Essential surgical specialties

The range of operations mainly includes emergency laparotomies and debridement measures on the trunk and extremities. In addition, interventions in the head area, on large vessels, thoracotomies and fixator systems are carried out. From the overview it follows that a very broad field of surgery has to be competently covered in today's modern medical facility. The surgeon must be able to be trusted to master all life-saving emergency measures, especially in the field of thoracic, visceral and vascular surgery.
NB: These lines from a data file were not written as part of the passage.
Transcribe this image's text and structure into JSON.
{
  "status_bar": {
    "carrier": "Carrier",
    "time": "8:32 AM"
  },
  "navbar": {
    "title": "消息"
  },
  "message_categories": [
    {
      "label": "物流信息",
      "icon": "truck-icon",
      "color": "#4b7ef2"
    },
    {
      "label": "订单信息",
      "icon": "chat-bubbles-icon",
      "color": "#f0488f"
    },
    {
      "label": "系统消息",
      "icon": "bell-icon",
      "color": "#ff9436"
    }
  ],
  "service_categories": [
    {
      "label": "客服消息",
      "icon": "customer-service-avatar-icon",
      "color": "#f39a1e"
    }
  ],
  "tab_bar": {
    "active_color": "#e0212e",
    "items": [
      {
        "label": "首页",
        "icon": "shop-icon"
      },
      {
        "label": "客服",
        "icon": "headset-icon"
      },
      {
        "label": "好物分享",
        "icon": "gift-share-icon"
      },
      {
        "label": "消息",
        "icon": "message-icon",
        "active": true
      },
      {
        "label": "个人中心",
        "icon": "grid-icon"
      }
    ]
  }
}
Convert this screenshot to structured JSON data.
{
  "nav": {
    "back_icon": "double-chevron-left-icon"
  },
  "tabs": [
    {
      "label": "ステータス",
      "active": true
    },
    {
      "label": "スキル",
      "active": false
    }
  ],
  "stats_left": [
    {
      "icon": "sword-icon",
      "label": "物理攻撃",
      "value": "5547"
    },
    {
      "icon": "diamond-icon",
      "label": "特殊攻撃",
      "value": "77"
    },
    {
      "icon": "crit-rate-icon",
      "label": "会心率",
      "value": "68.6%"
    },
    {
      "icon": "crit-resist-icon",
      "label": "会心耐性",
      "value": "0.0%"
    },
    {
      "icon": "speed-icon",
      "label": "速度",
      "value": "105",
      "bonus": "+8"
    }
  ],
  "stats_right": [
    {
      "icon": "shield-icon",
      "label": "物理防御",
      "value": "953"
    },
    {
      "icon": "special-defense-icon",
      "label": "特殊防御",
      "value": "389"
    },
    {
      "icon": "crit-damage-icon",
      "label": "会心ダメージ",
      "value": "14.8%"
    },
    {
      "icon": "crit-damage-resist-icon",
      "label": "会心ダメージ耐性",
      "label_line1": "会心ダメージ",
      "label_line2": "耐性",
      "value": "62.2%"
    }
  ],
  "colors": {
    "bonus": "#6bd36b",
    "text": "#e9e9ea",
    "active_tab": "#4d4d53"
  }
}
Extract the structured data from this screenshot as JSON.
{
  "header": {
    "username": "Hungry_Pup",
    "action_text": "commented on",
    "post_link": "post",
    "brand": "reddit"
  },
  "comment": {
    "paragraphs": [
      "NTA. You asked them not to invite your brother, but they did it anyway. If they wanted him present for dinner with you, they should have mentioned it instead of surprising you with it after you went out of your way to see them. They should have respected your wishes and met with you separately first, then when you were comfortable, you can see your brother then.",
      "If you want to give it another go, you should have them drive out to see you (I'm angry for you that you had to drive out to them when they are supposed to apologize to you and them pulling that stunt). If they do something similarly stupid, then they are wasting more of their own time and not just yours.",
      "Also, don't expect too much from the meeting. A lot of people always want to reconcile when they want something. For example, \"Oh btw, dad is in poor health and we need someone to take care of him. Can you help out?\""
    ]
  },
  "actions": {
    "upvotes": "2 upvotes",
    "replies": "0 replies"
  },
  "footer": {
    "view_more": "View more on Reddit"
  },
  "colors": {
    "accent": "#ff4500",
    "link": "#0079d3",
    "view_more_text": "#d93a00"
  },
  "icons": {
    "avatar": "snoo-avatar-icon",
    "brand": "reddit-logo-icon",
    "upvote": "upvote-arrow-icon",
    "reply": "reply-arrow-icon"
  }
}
Necessary expertise in action

For this purpose, a further training path is pursued in which the young surgeon, rotating between the various surgical disciplines, first becomes a specialist in general surgery and only then acquires further specialist expertise. By continuing the rotation, the maintenance of the broad emergency competence can be guaranteed. In the area of ​​extremity surgery, debridement is the focus of hostiler-related injuries. In addition, practical skills in neurotraumatology and oral and maxillofacial surgery are required. In the event of a high intensity of fighting, neurotraumatological expertise must urgently be kept available on site. For this purpose, the surgeon is required to complete an internally oriented neurotraumatology course as well as internships with the practical implementation of craniotomies. If necessary, a requirement of this type must also be extended to the area of ​​oral and maxillofacial surgery. Infrastructural requirements Surgical expertise can only be effective, however, if infrastructural changes are sought beyond the acquired professional competence. The wounded soldier must be evacuated from the battlefield in good time. Professional implementation and adequate provision of tactical and strategic MedEVAC are essential for the subsequent quality of the results of the treatment. For this purpose, MedEVAC operations of helicopters must be possible in today's crisis areas for the transport of injured persons and the bringing in of medical personnel in sufficient numbers and adapted to the climatic and geographical conditions. A prospective, uniform registration of all injuries based on the tried and tested trauma register of the German Society for Surgery is also required. Work needs to be done to develop additional protection for the neck, throat, shoulder, axilla, pelvis and groin.

Bibliography from the author or the publisher.